Further to receiving research evidence and personal stories from nearly 300 civil society organisations and individuals (Including NSUN), an unprecedented number of contributions ahead of a visit, Philip Alston toured the UK, engaging with communities and government alike.

In a press conference on 16 November, he said 'Britain is heading towards an alienated society', made of 'dramatically disconnected' groups, those 'living the high life' and the very poor, relying on food banks even if in work.

Alston was shocked at the frequent talk of suicide, and said that there are 'very serious mental health dimensions to the poverty in the UK'.

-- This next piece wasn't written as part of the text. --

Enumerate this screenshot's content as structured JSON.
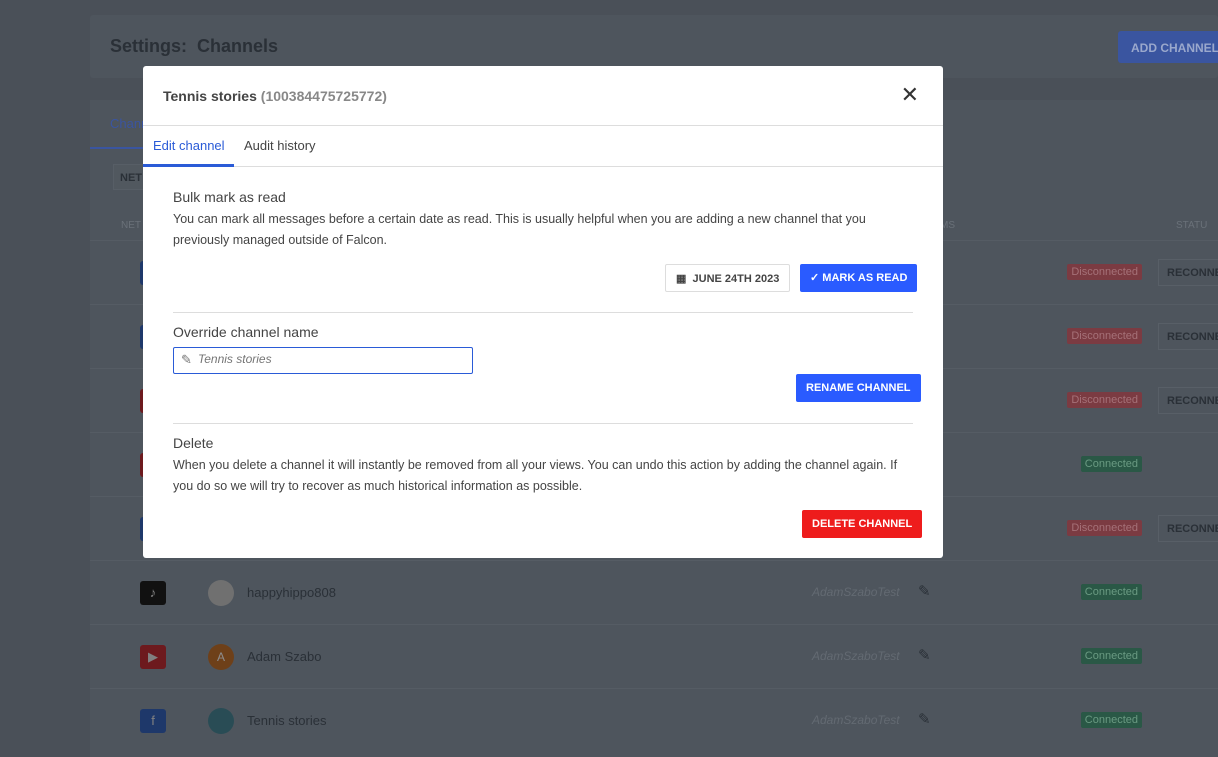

The Special Rapporteur explains austerity policies by ideology, seeing as 'there have not been a great many savings', 'Britain prefers to offer tax cuts to the wealthy', the state 'lacks compassion' and 'doesn't have your back any longer'.

'The UK government is in a state of denial about the impact of austerity policies on the poor' said Alston and the 'sergeant major mentality' behind harsh and painful benefit sanctions make for a punitive approach that is at odds with British values of fairness.

As Brexit looms, the UN special Rapporteur said he worries about the dire impact it will have on low income groups, already struggling within a shrinking welfare safety net.

His most damning statement is probably that the government's austerity policies could be analysed 'in terms of their inconsistencies with Britain's basic Human Rights obligations'.

Alston also noted that 'the harshness of these policies could be changed overnight, and with very little money'.